5. NICE NG191: COVID-19 and Respiratory Infection Management (Updated Pneumonia Guidance)
Respiratory infection management remains heavily tested. Community-acquired pneumonia: amoxicillin first-line (doxycycline or clarithromycin if penicillin-allergic). CURB-65 scoring for severity assessment and admission decisions. Hospital-acquired pneumonia has different empirical antibiotic choices. The exam tests antibiotic selection, severity scoring, and when to escalate.
6. NICE CG181: Cardiovascular Risk Assessment and Lipid Modification
Statin prescribing is one of the most commonly tested topics. Key points: QRISK3 score of 10% or greater triggers statin discussion. Atorvastatin 20mg for primary prevention. Atorvastatin 80mg for secondary prevention (established CVD). Non-HDL cholesterol reduction of greater than 40% expected at 3 months. Lifestyle modification first; statins are offered in addition, not instead.

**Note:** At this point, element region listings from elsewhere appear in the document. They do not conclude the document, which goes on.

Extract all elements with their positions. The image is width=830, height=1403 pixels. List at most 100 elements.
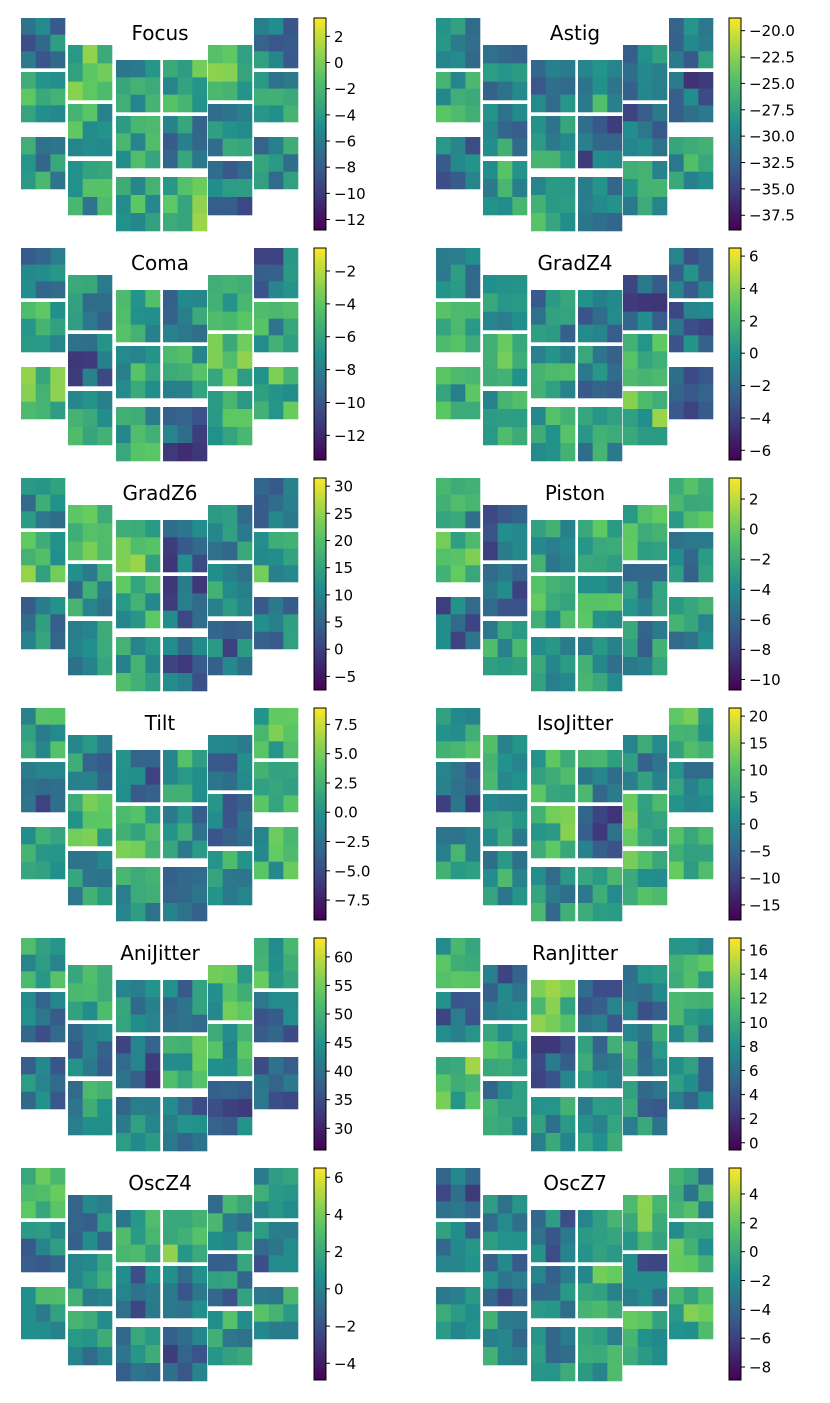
heatmap-cell [578, 1097, 593, 1116]
heatmap-cell [652, 1024, 668, 1042]
heatmap-cell [698, 1168, 714, 1185]
heatmap-cell [450, 992, 466, 1009]
heatmap-cell [623, 887, 638, 906]
heatmap-cell [21, 1168, 36, 1185]
heatmap-cell [50, 18, 66, 35]
sensor-chip [163, 60, 208, 113]
heatmap-cell [545, 290, 561, 308]
heatmap-cell [592, 1266, 608, 1284]
heatmap-cell [607, 1097, 623, 1116]
heatmap-cell [130, 150, 146, 169]
sensor-chip [578, 576, 623, 629]
heatmap-cell [637, 81, 653, 101]
heatmap-cell [497, 351, 513, 369]
heatmap-cell [545, 1115, 561, 1134]
heatmap-cell [283, 18, 299, 35]
heatmap-cell [607, 1133, 623, 1152]
heatmap-cell [545, 443, 561, 462]
heatmap-cell [450, 795, 466, 813]
heatmap-cell [698, 1238, 714, 1256]
heatmap-cell [50, 51, 66, 69]
colorbar-tick-label: −10 [749, 869, 781, 887]
colorbar-tick-label: −4 [334, 1355, 356, 1373]
heatmap-cell [97, 368, 113, 387]
heatmap-cell [436, 1074, 451, 1092]
heatmap-cell [637, 1231, 653, 1251]
heatmap-cell [698, 248, 714, 265]
heatmap-cell [545, 60, 561, 78]
heatmap-cell [35, 971, 51, 989]
sensor-chip [669, 532, 714, 583]
sensor-chip [21, 708, 66, 759]
heatmap-cell [637, 811, 653, 829]
heatmap-cell [254, 1074, 269, 1092]
heatmap-cell [698, 478, 714, 495]
heatmap-cell [698, 264, 714, 282]
heatmap-cell [130, 324, 146, 343]
heatmap-cell [652, 811, 668, 829]
heatmap-cell [21, 1238, 36, 1256]
heatmap-cell [578, 177, 593, 196]
heatmap-cell [163, 593, 178, 611]
heatmap-cell [512, 657, 528, 676]
colorbar-tick-label: 0 [749, 1243, 759, 1261]
heatmap-cell [497, 598, 513, 617]
heatmap-cell [254, 631, 269, 650]
heatmap-cell [130, 177, 146, 196]
heatmap-cell [163, 1227, 178, 1245]
heatmap-cell [578, 1014, 593, 1033]
heatmap-cell [145, 840, 161, 859]
heatmap-cell [35, 1321, 51, 1340]
heatmap-cell [465, 88, 481, 106]
sensor-chip [68, 1254, 113, 1307]
heatmap-cell [652, 1329, 668, 1348]
heatmap-cell [652, 735, 668, 754]
heatmap-cell [497, 1081, 513, 1100]
heatmap-cell [623, 409, 638, 428]
heatmap-cell [450, 861, 466, 880]
heatmap-cell [607, 576, 623, 594]
heatmap-cell [483, 581, 498, 599]
heatmap-cell [163, 1036, 178, 1054]
heatmap-cell [465, 384, 481, 402]
heatmap-cell [50, 1287, 66, 1305]
heatmap-cell [283, 318, 299, 336]
heatmap-cell [592, 867, 608, 886]
heatmap-cell [116, 1036, 131, 1054]
heatmap-cell [669, 318, 684, 336]
sensor-chip [68, 45, 113, 101]
heatmap-cell [450, 1091, 466, 1110]
heatmap-cell [578, 324, 593, 343]
heatmap-cell [68, 427, 83, 446]
heatmap-cell [669, 18, 684, 35]
heatmap-cell [545, 177, 561, 196]
heatmap-cell [531, 637, 546, 656]
heatmap-cell [97, 161, 113, 180]
heatmap-cell [163, 1014, 178, 1033]
heatmap-cell [116, 823, 131, 841]
sensor-chip [436, 708, 481, 759]
heatmap-cell [560, 784, 576, 803]
heatmap-cell [163, 133, 178, 151]
heatmap-cell [177, 195, 193, 214]
heatmap-cell [237, 45, 253, 64]
heatmap-cell [50, 1091, 66, 1110]
heatmap-cell [465, 954, 481, 972]
heatmap-cell [623, 1213, 638, 1232]
heatmap-cell [483, 161, 498, 180]
heatmap-cell [237, 1288, 253, 1307]
heatmap-cell [145, 554, 161, 573]
heatmap-cell [82, 794, 98, 812]
heatmap-cell [192, 637, 208, 656]
heatmap-cell [698, 1074, 714, 1092]
heatmap-cell [450, 1074, 466, 1092]
heatmap-cell [483, 45, 498, 64]
heatmap-cell [208, 1213, 223, 1232]
heatmap-cell [254, 281, 269, 299]
heatmap-cell [21, 1201, 36, 1219]
heatmap-cell [208, 639, 223, 658]
colorbar-tick-label: −8 [334, 159, 356, 177]
heatmap-cell [450, 532, 466, 549]
heatmap-cell [623, 179, 638, 198]
heatmap-cell [698, 494, 714, 512]
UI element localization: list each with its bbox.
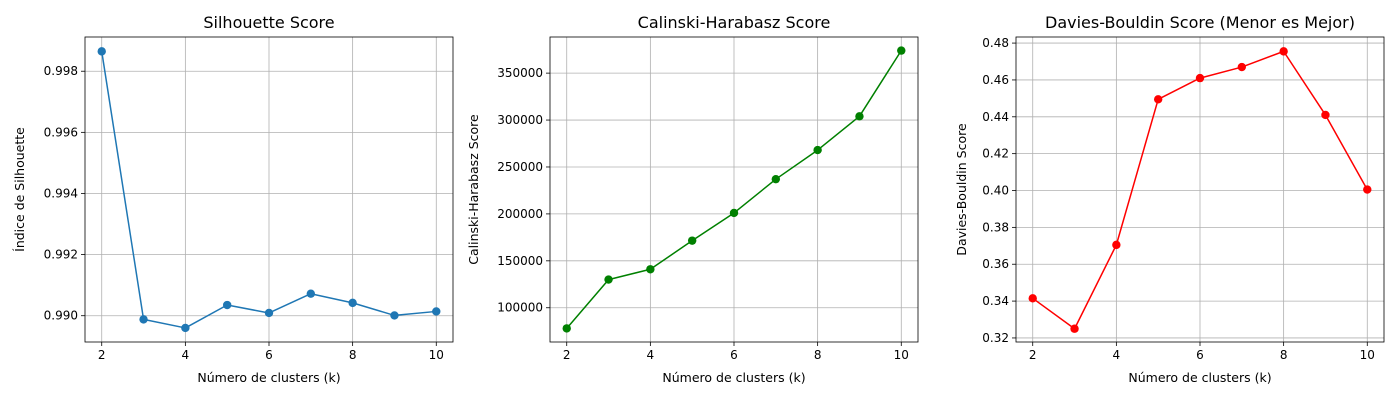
- y-tick-label: 0.36: [982, 257, 1009, 271]
- data-point: [1279, 47, 1288, 56]
- x-tick-label: 2: [563, 348, 571, 362]
- chart-panel-2: 2 4 6 8 10 100000 150000 200000 250000 300000 3500…: [466, 13, 919, 385]
- y-tick-label: 0.998: [44, 64, 78, 78]
- chart-panel-1: 2 4 6 8 10 0.990 0.992 0.994 0.996 0.998 Silhouett…: [12, 13, 454, 385]
- y-axis-label: Índice de Silhouette: [12, 127, 27, 252]
- data-point: [348, 298, 357, 308]
- data-point: [97, 47, 106, 56]
- x-tick-label: 6: [730, 348, 738, 362]
- chart-title: Calinski-Harabasz Score: [638, 13, 831, 32]
- x-tick-label: 8: [1280, 348, 1288, 362]
- x-tick-label: 8: [349, 348, 357, 362]
- data-point: [181, 323, 190, 333]
- x-axis-label: Número de clusters (k): [197, 370, 340, 385]
- x-axis-label: Número de clusters (k): [1128, 370, 1271, 385]
- data-point: [1112, 240, 1121, 250]
- y-tick-label: 300000: [497, 113, 543, 127]
- data-point: [897, 46, 906, 55]
- chart-panel-3: 2 4 6 8 10 0.32 0.34 0.36 0.38 0.40 0.42 0.44 0.46 0.…: [954, 13, 1385, 385]
- y-tick-label: 0.46: [982, 73, 1009, 87]
- data-point: [646, 265, 655, 274]
- y-tick-label: 0.994: [44, 186, 78, 200]
- data-point: [687, 236, 697, 245]
- x-axis-label: Número de clusters (k): [662, 370, 805, 385]
- x-tick-label: 2: [98, 348, 106, 362]
- chart-title: Davies-Bouldin Score (Menor es Mejor): [1045, 13, 1355, 32]
- y-tick-label: 0.32: [982, 331, 1009, 345]
- data-point: [604, 275, 613, 284]
- data-point: [432, 307, 441, 316]
- x-tick-label: 10: [1360, 348, 1375, 362]
- y-axis-label: Calinski-Harabasz Score: [466, 114, 481, 265]
- data-point: [1237, 62, 1247, 72]
- y-tick-label: 0.990: [44, 309, 78, 323]
- x-tick-label: 4: [1113, 348, 1121, 362]
- data-point: [1070, 324, 1079, 333]
- y-tick-label: 0.48: [982, 36, 1009, 50]
- data-point: [264, 308, 274, 318]
- data-point: [139, 315, 148, 324]
- y-tick-label: 0.40: [982, 184, 1009, 198]
- data-point: [855, 112, 864, 121]
- data-point: [1321, 110, 1330, 120]
- x-tick-label: 4: [647, 348, 655, 362]
- y-tick-label: 100000: [497, 301, 543, 315]
- data-point: [222, 300, 232, 310]
- x-tick-label: 4: [182, 348, 190, 362]
- x-tick-label: 10: [894, 348, 909, 362]
- y-tick-label: 250000: [497, 160, 543, 174]
- y-tick-label: 350000: [497, 66, 543, 80]
- data-point: [306, 289, 316, 298]
- y-tick-label: 200000: [497, 207, 543, 221]
- data-point: [1028, 294, 1037, 303]
- y-tick-label: 0.42: [982, 147, 1009, 161]
- data-point: [562, 324, 571, 333]
- x-tick-label: 6: [265, 348, 273, 362]
- data-point: [771, 174, 781, 184]
- x-tick-label: 10: [429, 348, 444, 362]
- y-tick-label: 0.992: [44, 248, 78, 262]
- data-point: [1363, 185, 1372, 194]
- data-point: [1195, 73, 1205, 83]
- x-tick-label: 6: [1196, 348, 1204, 362]
- y-axis-label: Davies-Bouldin Score: [954, 123, 969, 256]
- data-point: [390, 311, 399, 320]
- y-tick-label: 0.38: [982, 220, 1009, 234]
- data-point: [813, 145, 822, 155]
- y-tick-label: 0.34: [982, 294, 1009, 308]
- x-tick-label: 2: [1029, 348, 1037, 362]
- data-point: [1153, 95, 1163, 104]
- chart-title: Silhouette Score: [203, 13, 334, 32]
- y-tick-label: 0.44: [982, 110, 1009, 124]
- y-tick-label: 0.996: [44, 125, 78, 139]
- y-tick-label: 150000: [497, 254, 543, 268]
- data-point: [729, 208, 739, 218]
- x-tick-label: 8: [814, 348, 822, 362]
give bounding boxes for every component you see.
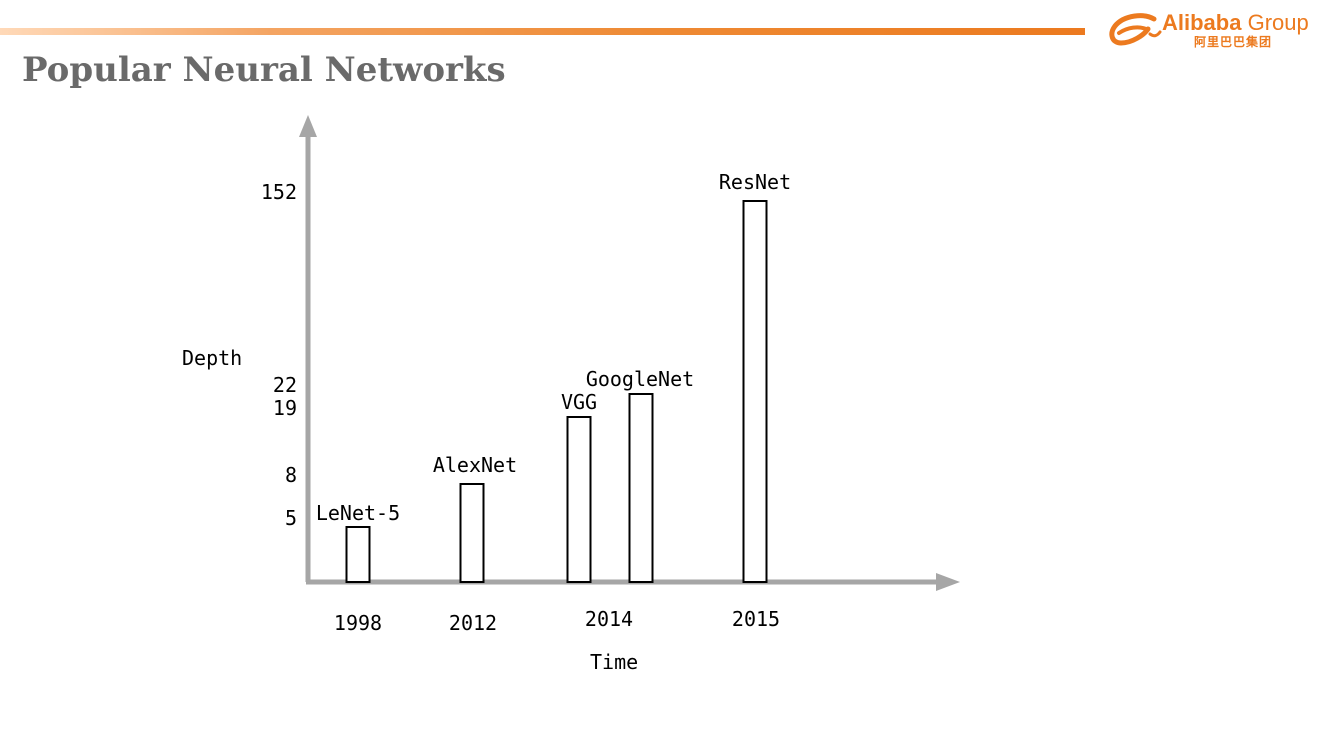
bars	[345, 200, 768, 583]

7. NICE NG51: Sepsis Recognition and Management
Updated sepsis guidance is critical and safety-relevant. The exam tests recognition of sepsis using the NEWS2 score and specific red flag indicators. Management: blood cultures before antibiotics, IV antibiotics within 1 hour of recognition, fluid resuscitation, lactate measurement, urine output monitoring. The "Sepsis Six" bundle is frequently tested.
8. NICE CG185: Bipolar Disorder (and Mental Health Guidelines Generally)
Mental health questions appear more frequently in the MLA-aligned exam. For bipolar: lithium or valproate for prophylaxis (valproate contraindicated in women of childbearing potential), antipsychotics for acute mania, SSRIs not used alone in bipolar depression. The exam also frequently tests capacity assessment (Mental Capacity Act principles), depression management (NICE CG90/NG222), and psychosis management (NICE CG178).
9. NICE NG133: Hypertension in Pregnancy
Pre-eclampsia and gestational hypertension are tested in every sitting. Key points: pre-eclampsia is hypertension plus proteinuria after 20 weeks. Labetalol first-line (nifedipine if contraindicated). Magnesium sulfate for seizure prophylaxis in severe pre-eclampsia. Aspirin 150mg from 12 weeks for women at risk. Delivery is the definitive treatment. sFlt-1/PlGF ratio as a diagnostic aid.
10. NICE NG128: Stable Angina / NICE NG185: Acute Coronary Syndromes
Acute coronary syndrome management is a perennial PLAB favourite. STEMI: primary PCI within 120 minutes (or thrombolysis if PCI not available within timeframe). NSTEMI: risk stratification using GRACE score, dual antiplatelet therapy, fondaparinux, early invasive strategy for high-risk. Stable angina: GTN for acute relief, beta-blocker or CCB for prophylaxis, secondary prevention with aspirin, statin, ACE inhibitor.
How to Use This List
Do not memorise these summaries. Use them as a map to the full guidelines. For each one, query Ask iatroX to access the complete, current NICE recommendation with citations. The exam tests details — specific drug choices for specific patient profiles, contraindications, monitoring requirements — that a summary cannot capture.
Use the iatroX Knowledge Centre for structured guideline browsing across all conditions. Use the Q-Bank to test your knowledge of these guidelines through clinical scenarios. The adaptive algorithm will automatically identify which guidelines you know well and which need more work.
These 10 guidelines will not cover every PLAB question. But knowing them thoroughly — not just the headlines, but the specific recommendations for specific patient scenarios — gives you a foundation that covers a disproportionate share of the exam.